Sirius XM has released screen shots of its iPhone app for the radio service. The iPhone software will be free, but there will be a $3/month fee to listen to a select group of Sirius XM channels. In other words, for a very modest $36/year, you get Sirius XM on your phone.
Some pundits are pooh-poohing the development, but the iPhone software opens up new possibilities for Sirius XM subscribers without the requirement to buy the specialized hardware. The most likely new subscriber base will come from home-based listeners who want access to Sirius XM in the house but don't want the bother of buying the radio add-ons. If you have an Internet connection, in home WiFi, and some sort of iPod/iPhone stereo (there are hundreds of them), you can drop your iPhone in the base and listen to your favorite Sirius XM channel. This is already being done, using some of the Internet streaming services, but Sirius XM's paid content brings a lot of content you can't get for free.

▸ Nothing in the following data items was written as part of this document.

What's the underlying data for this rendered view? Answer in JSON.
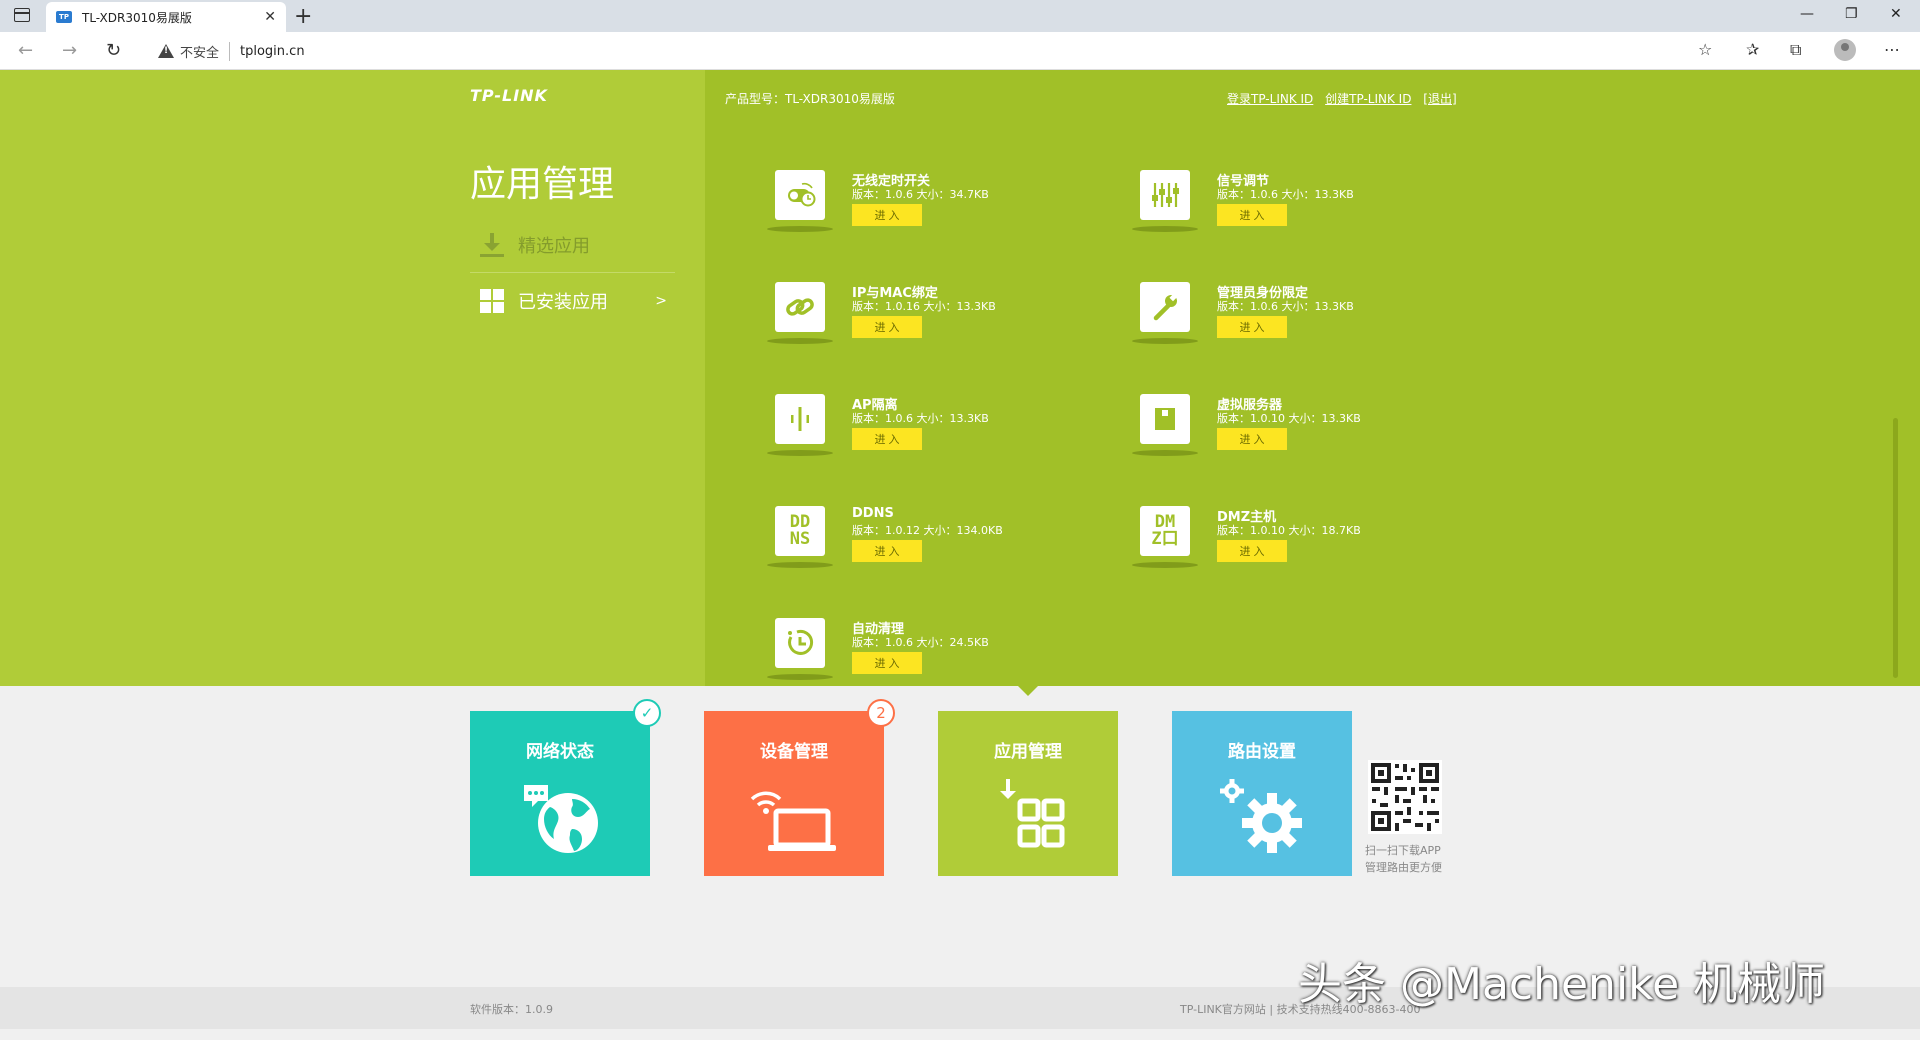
{
  "browser": {
    "tab_title": "TL-XDR3010易展版",
    "favicon_text": "TP",
    "insecure_label": "不安全",
    "url": "tplogin.cn"
  },
  "sidebar": {
    "logo": "TP-LINK",
    "title": "应用管理",
    "items": [
      {
        "label": "精选应用"
      },
      {
        "label": "已安装应用",
        "arrow": ">"
      }
    ]
  },
  "header": {
    "model": "产品型号：TL-XDR3010易展版",
    "links": [
      "登录TP-LINK ID",
      "创建TP-LINK ID",
      "[退出]"
    ]
  },
  "apps": [
    {
      "name": "无线定时开关",
      "meta": "版本：1.0.6  大小：34.7KB",
      "button": "进 入",
      "icon": "wifi-timer-icon"
    },
    {
      "name": "信号调节",
      "meta": "版本：1.0.6  大小：13.3KB",
      "button": "进 入",
      "icon": "signal-adjust-icon"
    },
    {
      "name": "IP与MAC绑定",
      "meta": "版本：1.0.16  大小：13.3KB",
      "button": "进 入",
      "icon": "link-icon"
    },
    {
      "name": "管理员身份限定",
      "meta": "版本：1.0.6  大小：13.3KB",
      "button": "进 入",
      "icon": "wrench-icon"
    },
    {
      "name": "AP隔离",
      "meta": "版本：1.0.6  大小：13.3KB",
      "button": "进 入",
      "icon": "ap-isolation-icon"
    },
    {
      "name": "虚拟服务器",
      "meta": "版本：1.0.10  大小：13.3KB",
      "button": "进 入",
      "icon": "virtual-server-icon"
    },
    {
      "name": "DDNS",
      "meta": "版本：1.0.12  大小：134.0KB",
      "button": "进 入",
      "icon": "ddns-icon",
      "icon_text": [
        "DD",
        "NS"
      ]
    },
    {
      "name": "DMZ主机",
      "meta": "版本：1.0.10  大小：18.7KB",
      "button": "进 入",
      "icon": "dmz-icon",
      "icon_text": [
        "DM",
        "Z口"
      ]
    },
    {
      "name": "自动清理",
      "meta": "版本：1.0.6  大小：24.5KB",
      "button": "进 入",
      "icon": "auto-clean-icon"
    }
  ],
  "tiles": [
    {
      "label": "网络状态",
      "color": "#1ecbb6",
      "badge": "✓"
    },
    {
      "label": "设备管理",
      "color": "#fd7046",
      "badge": "2"
    },
    {
      "label": "应用管理",
      "color": "#b0cc38"
    },
    {
      "label": "路由设置",
      "color": "#56c1e2"
    }
  ],
  "qr_text": [
    "扫一扫下载APP",
    "管理路由更方便"
  ],
  "footer": {
    "version": "软件版本：1.0.9",
    "links": "TP-LINK官方网站  |  技术支持热线400-8863-400"
  },
  "watermark": "头条 @Machenike 机械师",
  "colors": {
    "left_panel": "#b0cc38",
    "right_panel": "#a1c028",
    "button": "#fce522"
  }
}
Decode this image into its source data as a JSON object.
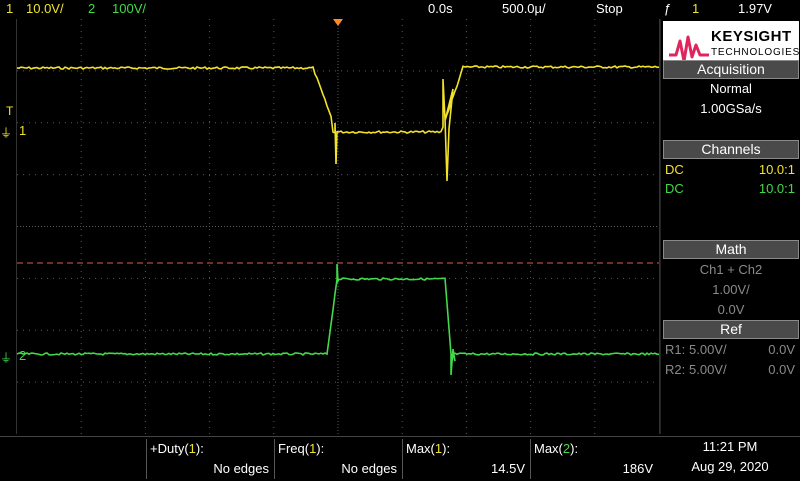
{
  "topbar": {
    "ch1_num": "1",
    "ch1_scale": "10.0V/",
    "ch2_num": "2",
    "ch2_scale": "100V/",
    "time_offset": "0.0s",
    "time_scale": "500.0µ/",
    "run_state": "Stop",
    "trigger_icon": "ƒ",
    "trigger_channel": "1",
    "trigger_level": "1.97V"
  },
  "markers": {
    "ch1_label": "1",
    "ch2_label": "2",
    "trigger_level_marker": "T"
  },
  "panel": {
    "brand": "KEYSIGHT",
    "brand_sub": "TECHNOLOGIES",
    "acquisition_header": "Acquisition",
    "acq_mode": "Normal",
    "acq_rate": "1.00GSa/s",
    "channels_header": "Channels",
    "ch1_coupling": "DC",
    "ch1_probe": "10.0:1",
    "ch2_coupling": "DC",
    "ch2_probe": "10.0:1",
    "math_header": "Math",
    "math_func": "Ch1 + Ch2",
    "math_scale": "1.00V/",
    "math_offset": "0.0V",
    "ref_header": "Ref",
    "r1_label": "R1:",
    "r1_scale": "5.00V/",
    "r1_offset": "0.0V",
    "r2_label": "R2:",
    "r2_scale": "5.00V/",
    "r2_offset": "0.0V"
  },
  "measurements": [
    {
      "label_pre": "+Duty(",
      "ch": "1",
      "label_post": "):",
      "value": "No edges"
    },
    {
      "label_pre": "Freq(",
      "ch": "1",
      "label_post": "):",
      "value": "No edges"
    },
    {
      "label_pre": "Max(",
      "ch": "1",
      "label_post": "):",
      "value": "14.5V"
    },
    {
      "label_pre": "Max(",
      "ch": "2",
      "label_post": "):",
      "value": "186V"
    }
  ],
  "clock": {
    "time": "11:21 PM",
    "date": "Aug 29, 2020"
  },
  "colors": {
    "ch1": "#f2e32a",
    "ch2": "#42d94a",
    "trigger_line": "#d9604a",
    "grid": "#5a5a5a",
    "accent": "#e0245e"
  }
}
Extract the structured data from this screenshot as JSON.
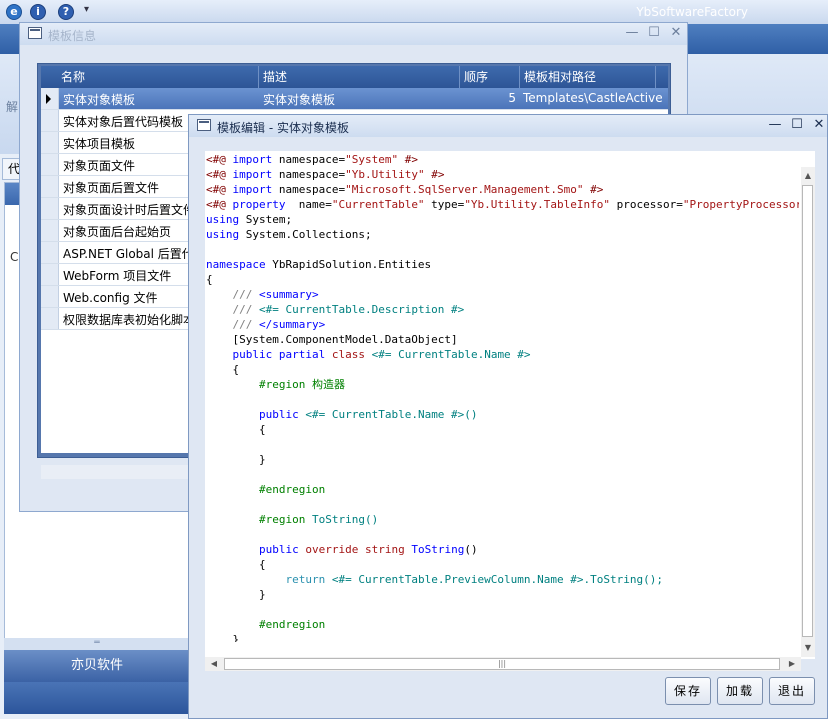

This gets Sirius XM out of the car and into homes, at a reasonable cost. And it begins to move the company away from dependence on the satellite distribution model, which has always been a limiting factor.
Hulu continues to push the envelope. The popular streaming video site has a lot of TV shows on it, and it just released a Macintosh application so that you can watch TV shows on Hulu without the bother of using a Web browser. It means a better viewing experience with higher quality.
It also means that the disintermediation of the TV business is well underway. The Internet is forcing out costly middle man businesses that were vital and necessary parts of the distribution chain in the old days, ten years ago, but are no longer needed. The rise of broadband and Apple's iTunes store was the end of the music store on Main Street--there are hardly any left.
In the TV business, the cable and satellite TV companies are the middle man. They don't own the content, they just pass it along. But if you can watch American Idol on Hulu via your Internet connection, why pay $60/month for cable TV service? We've been here before. The Internet is relentless, and the new is forcing out the old. The cable TV companies could remain viable, but they can only do so by changing their business model and becoming an open access transport system. They could actually make more money by doing so. But so far, none of them seem willing to even consider it. So they will likely go the way of the music store. In ten years, cable TV will be completely gone.